Chyba taki dziś dzień, też dopiero się przebudziłam, wcześniej musiałam wziąść apap bo dostałam gorączki i silnego bólu głowy i krew mi z nosa leci, takiż oto stan błogosławiony :p
Jak napisałaś o tym krwawieniu z nosa, to przypomniało mi się, że wczoraj też faktycznie miałam. Babybrain 😁
 
Co do facebooka nie każdy go ma.
Cześć dziewczyny, nie było mnie z tydzień, a tu już 400 stron postów. Wybaczcie nie jestem w stanie tego nadrobić :(
u nas były najpierw przeziębienia, Czaruś jako pierwszy, później zaraził mnie, a teraz mąż, na szczęście szpital w domu się kończy.
Od póltorej tygodnia plamie, najpierw pojawiło się pojedyncze plamienie, po kilku dniach znowu, i potem coraz częściej, w małych ilościach, ale było, więc pojechałam na SOR, bo wizytę u gina mialam na 3.02. Na sorze dowiedziałam się tyle, że ciąża żywa, dzidzia ma 5,7 mm, serce bije, i lekarka kazała mi się jak najszybciej zgłosić do lekarza. A że plamiłam dalej to poszukałam na cito innego gina, i przyjął mnie lekarz, który w poprzedniej ciąży prowadził nam wszystkie prenatalne, cudowny człowiek, ogromna wiedza.

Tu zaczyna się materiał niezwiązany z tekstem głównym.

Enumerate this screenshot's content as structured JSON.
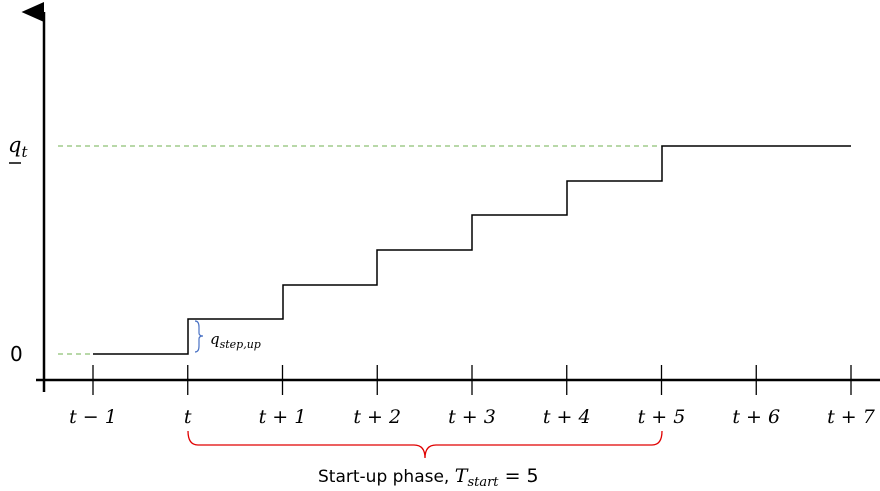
{
  "y_labels": {
    "max": "q",
    "max_sub": "t",
    "zero": "0"
  },
  "x_ticks": [
    "t − 1",
    "t",
    "t + 1",
    "t + 2",
    "t + 3",
    "t + 4",
    "t + 5",
    "t + 6",
    "t + 7"
  ],
  "step_label": {
    "base": "q",
    "sub": "step,up"
  },
  "phase_label": {
    "text": "Start-up phase, ",
    "symbol": "T",
    "sub": "start",
    "equals": " = 5"
  },
  "colors": {
    "axis": "#000000",
    "step_line": "#000000",
    "guide_line": "#70b050",
    "step_brace": "#4a72c4",
    "phase_brace": "#e00000"
  }
}
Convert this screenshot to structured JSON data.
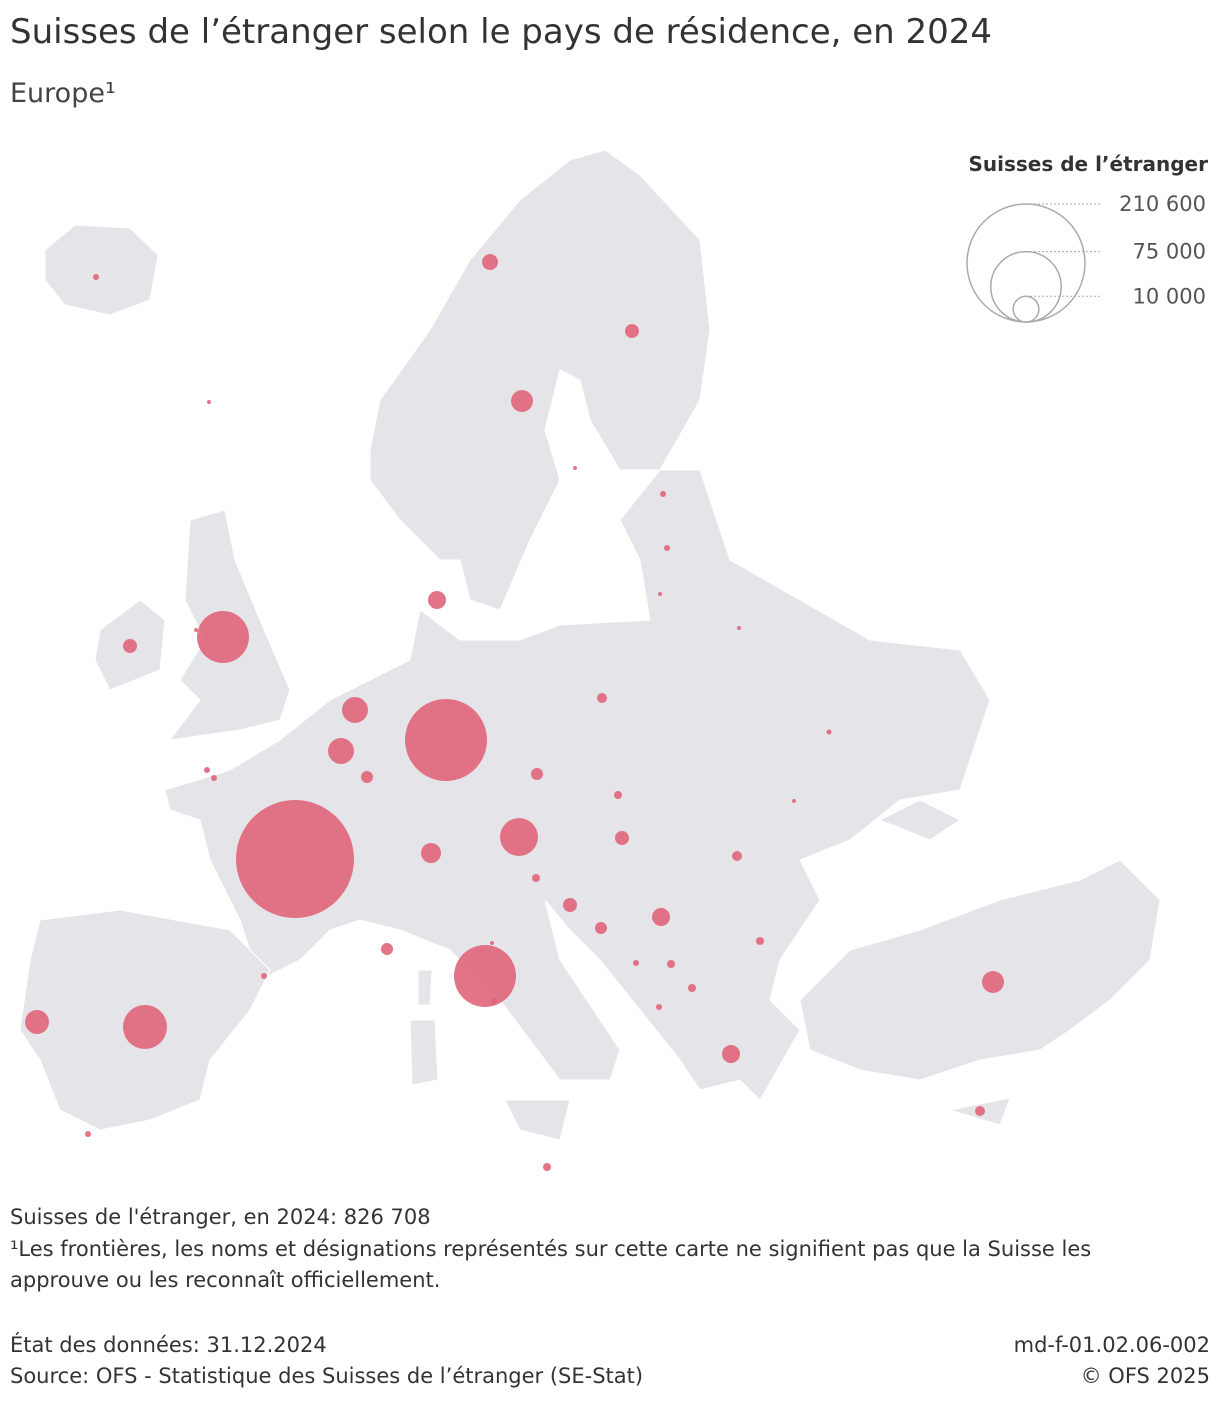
{
  "chart_data": {
    "type": "bubble-map",
    "title": "Suisses de l’étranger selon le pays de résidence, en 2024",
    "subtitle": "Europe¹",
    "color": "#e0657a",
    "values": [
      550,
      240,
      3870,
      2960,
      7320,
      240,
      550,
      550,
      240,
      240,
      4900,
      2960,
      240,
      40900,
      10200,
      10200,
      2180,
      101700,
      1510,
      2180,
      380,
      240,
      970,
      2960,
      1510,
      21800,
      6050,
      210600,
      550,
      550,
      970,
      2960,
      2180,
      4900,
      970,
      550,
      970,
      970,
      550,
      2180,
      550,
      58100,
      240,
      550,
      29300,
      8710,
      550,
      970,
      4900,
      7320,
      1510
    ],
    "legend": {
      "title": "Suisses de l’étranger",
      "ticks": [
        {
          "value": 210600,
          "label": "210 600"
        },
        {
          "value": 75000,
          "label": "75 000"
        },
        {
          "value": 10000,
          "label": "10 000"
        }
      ]
    },
    "total_note": "Suisses de l'étranger, en 2024: 826 708",
    "footnote": "¹Les frontières, les noms et désignations représentés sur cette carte ne signifient pas que la Suisse les approuve ou les reconnaît officiellement.",
    "data_status": "État des données: 31.12.2024",
    "source": "Source: OFS - Statistique des Suisses de l’étranger (SE-Stat)",
    "code": "md-f-01.02.06-002",
    "copyright": "© OFS 2025"
  }
}
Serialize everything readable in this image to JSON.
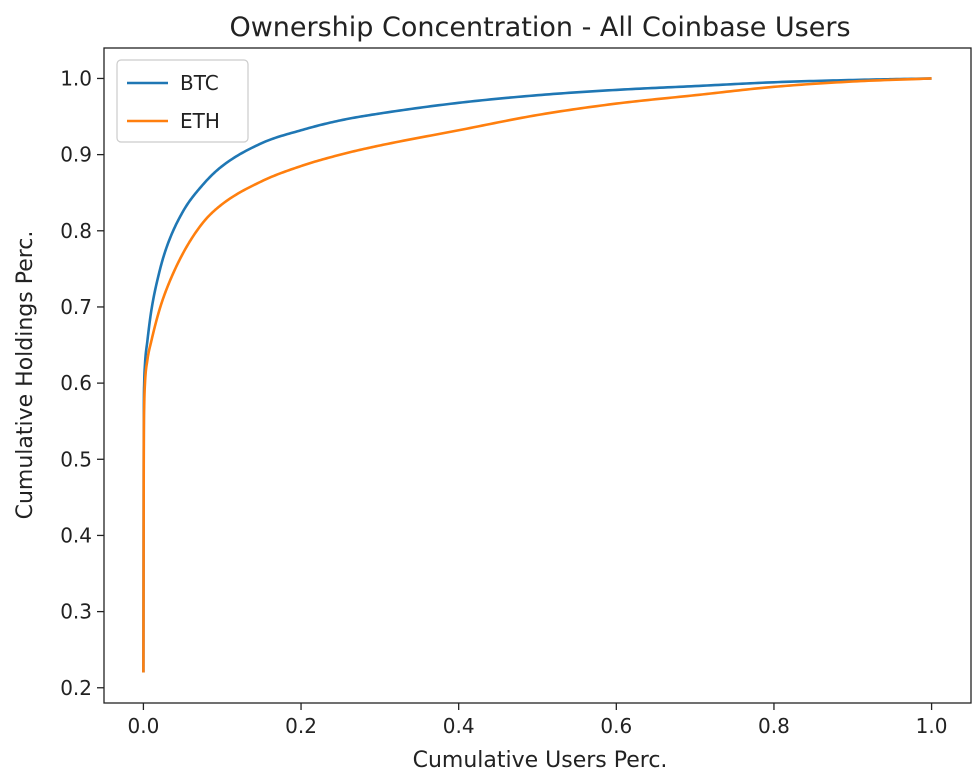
{
  "chart_data": {
    "type": "line",
    "title": "Ownership Concentration - All Coinbase Users",
    "xlabel": "Cumulative Users Perc.",
    "ylabel": "Cumulative Holdings Perc.",
    "xlim": [
      -0.05,
      1.05
    ],
    "ylim": [
      0.18,
      1.04
    ],
    "grid": false,
    "legend_position": "top-left",
    "x_ticks": [
      "0.0",
      "0.2",
      "0.4",
      "0.6",
      "0.8",
      "1.0"
    ],
    "y_ticks": [
      "0.2",
      "0.3",
      "0.4",
      "0.5",
      "0.6",
      "0.7",
      "0.8",
      "0.9",
      "1.0"
    ],
    "series": [
      {
        "name": "BTC",
        "color": "#1f77b4",
        "x": [
          0,
          0.0005,
          0.001,
          0.002,
          0.005,
          0.01,
          0.02,
          0.03,
          0.05,
          0.075,
          0.1,
          0.15,
          0.2,
          0.25,
          0.3,
          0.4,
          0.5,
          0.6,
          0.7,
          0.8,
          0.9,
          1.0
        ],
        "y": [
          0.22,
          0.55,
          0.6,
          0.625,
          0.655,
          0.695,
          0.745,
          0.78,
          0.825,
          0.86,
          0.885,
          0.915,
          0.932,
          0.945,
          0.954,
          0.968,
          0.978,
          0.985,
          0.99,
          0.995,
          0.998,
          1.0
        ]
      },
      {
        "name": "ETH",
        "color": "#ff7f0e",
        "x": [
          0,
          0.0005,
          0.001,
          0.002,
          0.005,
          0.01,
          0.02,
          0.03,
          0.05,
          0.075,
          0.1,
          0.15,
          0.2,
          0.25,
          0.3,
          0.4,
          0.5,
          0.6,
          0.7,
          0.8,
          0.9,
          1.0
        ],
        "y": [
          0.22,
          0.52,
          0.57,
          0.6,
          0.63,
          0.655,
          0.695,
          0.725,
          0.77,
          0.81,
          0.835,
          0.865,
          0.885,
          0.9,
          0.912,
          0.932,
          0.952,
          0.967,
          0.978,
          0.989,
          0.996,
          1.0
        ]
      }
    ]
  }
}
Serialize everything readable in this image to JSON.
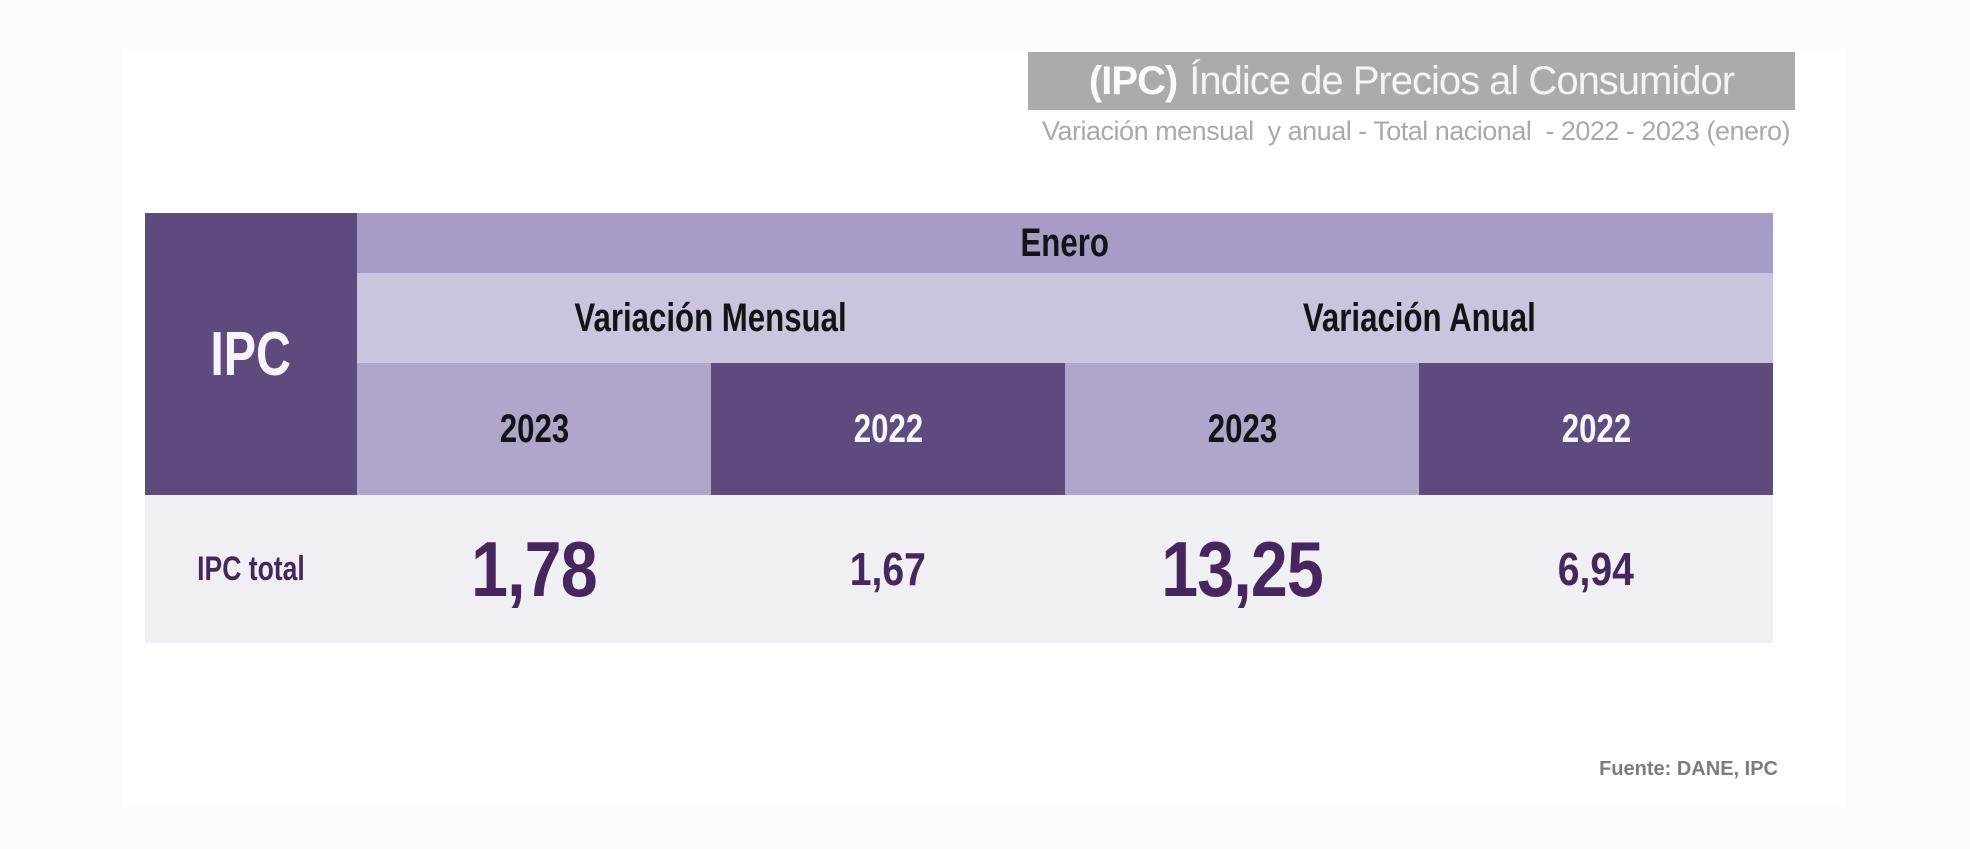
{
  "header": {
    "title_bold": "(IPC)",
    "title_rest": "Índice de Precios al Consumidor",
    "subtitle": "Variación mensual  y anual - Total nacional  - 2022 - 2023 (enero)"
  },
  "table": {
    "corner_label": "IPC",
    "month_header": "Enero",
    "group_headers": [
      "Variación Mensual",
      "Variación Anual"
    ],
    "year_headers": [
      "2023",
      "2022",
      "2023",
      "2022"
    ],
    "data_row": {
      "label": "IPC total",
      "values": [
        "1,78",
        "1,67",
        "13,25",
        "6,94"
      ]
    }
  },
  "footer": {
    "source": "Fuente: DANE, IPC"
  },
  "colors": {
    "dark_purple": "#5e4b7d",
    "medium_purple": "#a89bc5",
    "light_purple": "#ccc4df",
    "year_light_purple": "#b2a5cb",
    "data_row_bg": "#f0eff3",
    "value_text": "#46265c",
    "title_banner_bg": "#ababab"
  },
  "chart_data": {
    "type": "table",
    "title": "(IPC) Índice de Precios al Consumidor",
    "subtitle": "Variación mensual  y anual - Total nacional  - 2022 - 2023 (enero)",
    "month": "Enero",
    "column_groups": [
      "Variación Mensual",
      "Variación Anual"
    ],
    "columns": [
      "Variación Mensual 2023",
      "Variación Mensual 2022",
      "Variación Anual 2023",
      "Variación Anual 2022"
    ],
    "rows": [
      {
        "label": "IPC total",
        "values": [
          1.78,
          1.67,
          13.25,
          6.94
        ]
      }
    ],
    "source": "Fuente: DANE, IPC"
  }
}
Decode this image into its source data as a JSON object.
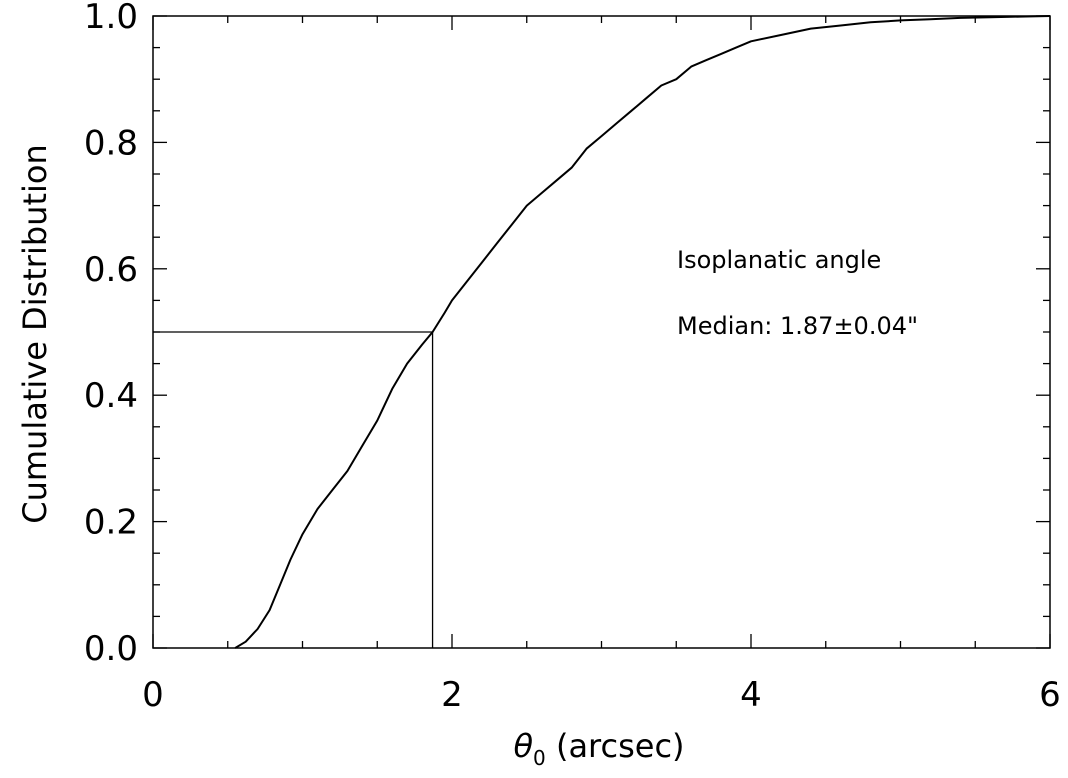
{
  "chart_data": {
    "type": "line",
    "title": "",
    "xlabel": {
      "symbol": "θ",
      "subscript": "0",
      "rest": " (arcsec)"
    },
    "ylabel": "Cumulative Distribution",
    "xlim": [
      0,
      6
    ],
    "ylim": [
      0,
      1.0
    ],
    "x_ticks": [
      "0",
      "2",
      "4",
      "6"
    ],
    "y_ticks": [
      "0.0",
      "0.2",
      "0.4",
      "0.6",
      "0.8",
      "1.0"
    ],
    "grid": false,
    "series": [
      {
        "x": [
          0.55,
          0.62,
          0.7,
          0.78,
          0.85,
          0.92,
          1.0,
          1.05,
          1.1,
          1.2,
          1.3,
          1.4,
          1.5,
          1.6,
          1.7,
          1.8,
          1.87,
          1.95,
          2.0,
          2.1,
          2.2,
          2.3,
          2.4,
          2.5,
          2.6,
          2.7,
          2.8,
          2.9,
          3.0,
          3.1,
          3.2,
          3.3,
          3.4,
          3.5,
          3.6,
          3.7,
          3.8,
          3.9,
          4.0,
          4.2,
          4.4,
          4.6,
          4.8,
          5.0,
          5.2,
          5.4,
          5.6,
          5.8,
          6.0
        ],
        "y": [
          0.0,
          0.01,
          0.03,
          0.06,
          0.1,
          0.14,
          0.18,
          0.2,
          0.22,
          0.25,
          0.28,
          0.32,
          0.36,
          0.41,
          0.45,
          0.48,
          0.5,
          0.53,
          0.55,
          0.58,
          0.61,
          0.64,
          0.67,
          0.7,
          0.72,
          0.74,
          0.76,
          0.79,
          0.81,
          0.83,
          0.85,
          0.87,
          0.89,
          0.9,
          0.92,
          0.93,
          0.94,
          0.95,
          0.96,
          0.97,
          0.98,
          0.985,
          0.99,
          0.993,
          0.995,
          0.997,
          0.998,
          0.999,
          1.0
        ]
      }
    ],
    "median_marker": {
      "x": 1.87,
      "y": 0.5
    },
    "annotations": [
      "Isoplanatic angle",
      "Median: 1.87±0.04\""
    ]
  }
}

Dziewczyny ja od wczoraj nie wiem co mam myśleć. Mam dwa pęcherzyki z dwoma zarodkami. W żadnym serduszko nie bije. Wg. om byłam wczoraj w 7/2 tc, ale wg. usg 6 tydzień, bo bliźniaki mają po 6 mm, więc jest jeszcze czas na bicie serduszka. Ten gin też pracuje w szpitalu i powiedział, że na oddziale jest bardzo stary aparat i bardzo możliwe, że lekarka pomyliła bicie serca z jakimiś szumami. Wysłał mnie dziś na betę i w piątek. Co chwilę sprawdzam wyniki na diagnostyce jak wariatka :( W piątek pojadę na badania do szpitala, bo tam nie będę musiała tyle czekać na wyniki. A po południu mam kontaktować się z lekarzem, więc te dni czekam jak na szpilkach :( poza tym objawów brak, jedynie boli mnie brzuch jak na okres.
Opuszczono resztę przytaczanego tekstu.